Unpaywalled article, the lawsuit.
(I don't have a law degree, this is not legal advice, my background is going through a US copyright law course many years ago.) I've read most of the lawsuit and skimmed through the rest, some quick thoughts on the allegations:
- Memorisation: when ChatGPT outputs text that closely copies original NYT content, this is clearly a copyright infringement. I think it's clear that OpenAI & Microsoft should be paying everyone whose work their LLMs reproduce.
- Training: it's not clear to me whether training LLMs on copyrighted content is a copyright infringement under the current US copyright law. I think lawmakers should introduce regulations to make it an infringement, but I wouldn't think the courts should consider it to be an infringement under the current laws (although I might not be familiar with all relevant case law).
- Summarising news articles found on the internet: copyright protects expression, not facts (if you read about something in a NYT article, the knowledge you received isn't protected by copyright, and you're free to share the knowledge); I think that if an LLM summarises text it has lawful access to, this doesn't violate copyright if it just talks about the same facts, or might be fair use. NYT alleges damage from Bing that Wikipedia also causes by citing facts and linking the source. I think to the extent LLMs don't preserve the wording/the creative structure, copyright doesn't provide protection; and some preservation of the structure might be fair use.
- Hallucinations: ChatGPT hallucinating false info and attributing it to NYT is outside copyright law, but seems bad and damaging.
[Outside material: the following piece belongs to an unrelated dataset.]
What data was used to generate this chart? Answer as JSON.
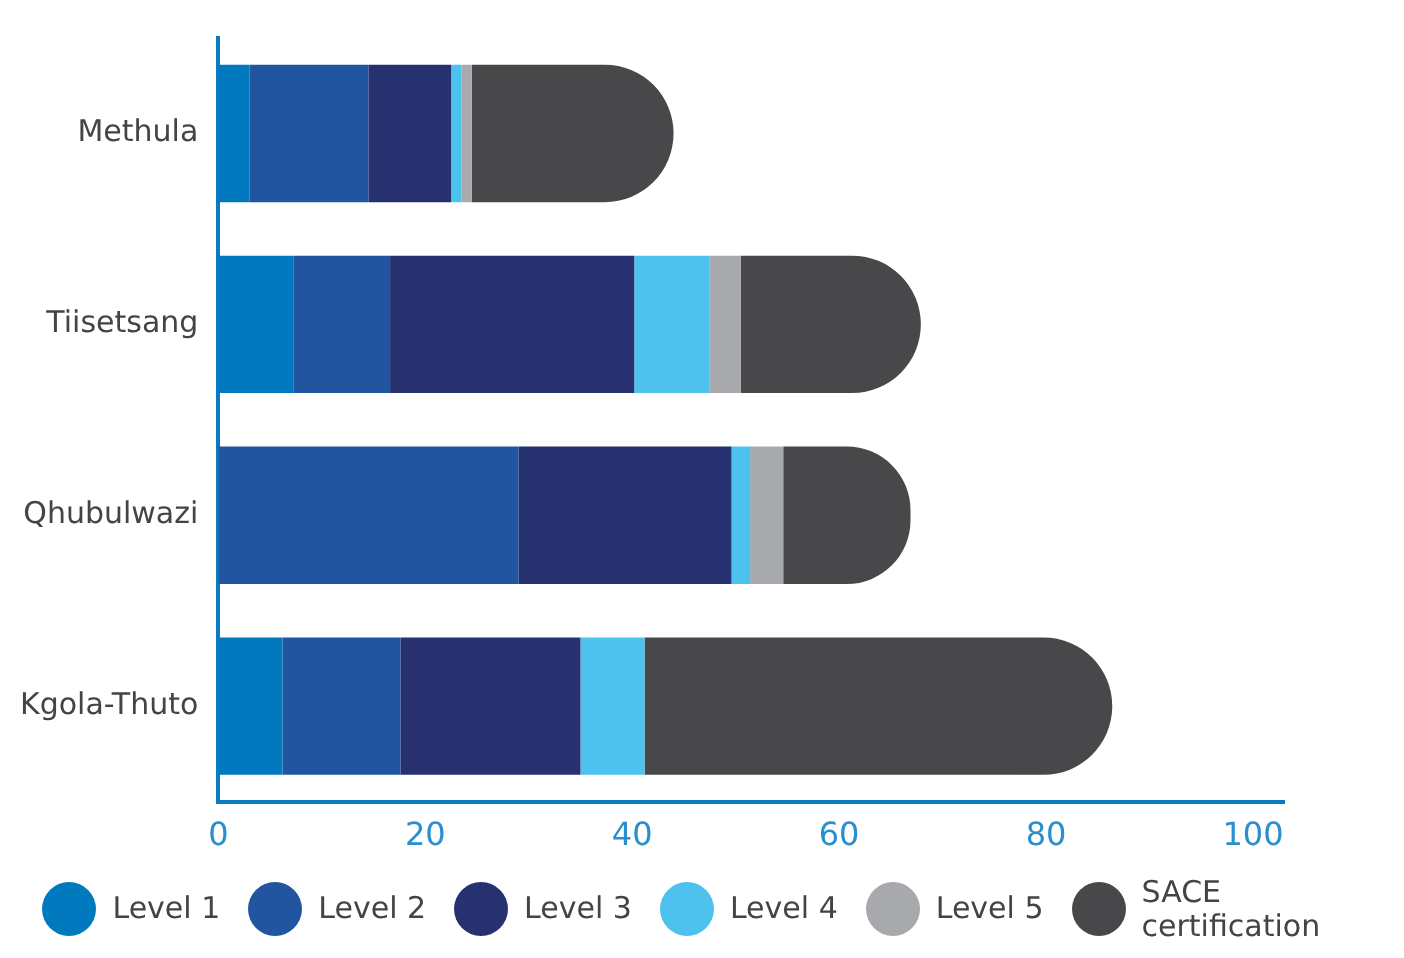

I'm not sure what the existing law around that sort of stuff is, but I think even if it's not covered by the existing law, it'd be great to see regulations making AI companies liable for all sorts of damage from their products, including attributing statements to people who've never made them.
I see a case against punishing here, in general. Consider me asking you "What did Mario say?", and you answering - in private -
"Listen to this sentence - even though it might well be totally wrong: Mario said xxxx.",
or, even more in line with the ChatGPT situation,
"From what I read, I have the somewhat vague impression that Mario said xxxx - though I might mix this up, so you may really want to double-check."
Assume Mario has not said xxxx. We still have a strong case for not, in general, punishing you for the above statement. And even if I acted badly in response to your message, so that someone gets hurt, I'd see, a priori, the main blame to fall upon me, not you.
The parallels to the case of ChatGPT[1] suggests to extend a similar reservation about punishing to our current LLMs.
Admittedly, pragmatism is in order. If an LLM's hallucinations - despite warnings - end up creating entire groups of people attacking others due to false statements, it may be high time to reign in the AI. But the default for false attributions should not be that, not as long as the warning is clear and obvious: Do not trust it as of yet at all.
In addition to knowing today's LLMs hallucinate, we currently even get a "ChatGPT can make mistakes. Consider checking important information." right next to its prompt.